Dear all,
currently I am working on the parallelization of a Monte Carlo code for particle transport written in FORTRAN 77 using OpenMP and the Intel Fortran Compiler (version 2017). I have successfully implemented the parallelization and on several tests in general I obtain a better performance (up to 30% faster) than the original parallelization scheme of the code, which relies of running several processes in parallel using a Batch Queuing System.
However, my problem is when the particles information (energy, position, direction) is read from a file (each line of this file contains the information of one particle, and therefore several read operations are done during the simulation) the performance of the code using OpenMP drops severally and then it is similar to the performance obtained with the original parallel implementation. Therefore I am essentially losing the original advantage of the OpenMP implementation when a file is used as an input for the simulation.
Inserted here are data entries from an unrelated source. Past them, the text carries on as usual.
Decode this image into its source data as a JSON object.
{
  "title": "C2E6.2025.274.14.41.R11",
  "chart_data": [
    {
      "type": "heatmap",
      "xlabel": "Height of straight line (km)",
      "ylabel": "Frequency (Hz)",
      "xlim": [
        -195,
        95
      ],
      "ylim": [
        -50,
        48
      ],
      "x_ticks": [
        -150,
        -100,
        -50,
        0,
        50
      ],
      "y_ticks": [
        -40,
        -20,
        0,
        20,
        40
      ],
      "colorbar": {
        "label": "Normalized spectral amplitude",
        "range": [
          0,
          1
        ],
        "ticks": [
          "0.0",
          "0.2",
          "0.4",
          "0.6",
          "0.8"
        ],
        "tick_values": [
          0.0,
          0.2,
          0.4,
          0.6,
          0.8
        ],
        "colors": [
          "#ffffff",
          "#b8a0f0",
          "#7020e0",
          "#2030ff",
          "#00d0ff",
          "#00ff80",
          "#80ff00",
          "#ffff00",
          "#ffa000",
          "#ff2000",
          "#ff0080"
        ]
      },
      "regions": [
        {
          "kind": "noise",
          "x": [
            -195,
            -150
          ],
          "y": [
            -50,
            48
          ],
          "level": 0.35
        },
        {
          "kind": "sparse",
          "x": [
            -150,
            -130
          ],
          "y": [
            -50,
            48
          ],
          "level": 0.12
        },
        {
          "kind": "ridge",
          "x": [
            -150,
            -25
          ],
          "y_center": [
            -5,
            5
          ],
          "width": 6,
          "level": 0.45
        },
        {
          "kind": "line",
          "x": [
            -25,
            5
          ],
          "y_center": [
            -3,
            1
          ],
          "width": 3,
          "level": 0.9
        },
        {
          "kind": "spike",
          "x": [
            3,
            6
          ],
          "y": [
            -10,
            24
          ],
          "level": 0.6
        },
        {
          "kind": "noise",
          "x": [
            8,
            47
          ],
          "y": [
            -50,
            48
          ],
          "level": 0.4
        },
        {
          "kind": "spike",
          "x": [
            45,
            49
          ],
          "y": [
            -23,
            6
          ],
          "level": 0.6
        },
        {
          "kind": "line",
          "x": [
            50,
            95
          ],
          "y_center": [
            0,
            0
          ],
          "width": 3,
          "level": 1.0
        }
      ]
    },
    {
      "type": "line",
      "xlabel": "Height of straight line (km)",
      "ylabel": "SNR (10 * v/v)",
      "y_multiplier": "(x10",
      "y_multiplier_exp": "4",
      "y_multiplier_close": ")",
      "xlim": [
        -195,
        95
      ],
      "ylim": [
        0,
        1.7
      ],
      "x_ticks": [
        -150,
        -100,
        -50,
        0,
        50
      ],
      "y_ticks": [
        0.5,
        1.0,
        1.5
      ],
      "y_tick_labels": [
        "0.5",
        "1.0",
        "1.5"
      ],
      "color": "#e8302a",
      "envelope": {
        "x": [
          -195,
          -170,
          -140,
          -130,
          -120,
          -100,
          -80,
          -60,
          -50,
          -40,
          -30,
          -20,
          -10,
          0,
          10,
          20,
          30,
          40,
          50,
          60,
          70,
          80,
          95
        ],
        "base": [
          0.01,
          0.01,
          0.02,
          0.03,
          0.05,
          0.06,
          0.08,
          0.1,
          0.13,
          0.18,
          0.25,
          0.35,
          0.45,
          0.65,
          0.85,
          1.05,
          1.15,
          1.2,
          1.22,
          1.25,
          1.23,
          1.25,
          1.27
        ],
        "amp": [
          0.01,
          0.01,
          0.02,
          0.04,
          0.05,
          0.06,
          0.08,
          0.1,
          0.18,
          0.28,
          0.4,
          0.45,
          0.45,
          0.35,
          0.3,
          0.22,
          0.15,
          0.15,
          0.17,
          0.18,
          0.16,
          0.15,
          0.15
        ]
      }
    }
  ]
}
I really do not know if I am using the best approach and therefore I would like to ask you for advice. My approach is that each thread opens the file with its own unit number, as shown in the following snippet:
C$OMP0PARALLEL DEFAULT(SHARED) omp_iam = OMP_GET_THREAD_NUM() omp_size = OMP_GET_NUM_THREADS() nnphsp = INT(omp_iam*nshist/omp_size)+1 UNIT_PHSP = 44 + omp_iam OPEN(UNIT=UNIT_PHSP,FILE=NAME_PHSP,FORM='UNFORMATTED',ACCESS=' *DIRECT', RECL=PHSP_RECL,STATUS='OLD',IOSTAT=IERR_PHSP) C$OMP0END PARALLEL
The file containing the particle information is divided among the threads through the nnpsh variable. Therefore none of the threads reads the same line during the simulation. Then, in order to read a line the following code is used:
READ(UNIT_PHSP,REC=nnphsp,IOSTAT=IERR_PHSP) latchi,ESHOR *T,X_PHSP_SHORT,Y_PHSP_SHORT, U_PHSP_SHORT,V_PHSP_SHORT,W *T_PHSP_SHORT
I would like to know if there is a better approach to the above mentioned. A distinctive characteristic of this code is that due to the stochastic nature of the Monte Carlo simulation the threads do not access the file at the same time or in an ordered way. Each time that a new particle is going to be simulated its information is read from the file. Thanks for your help!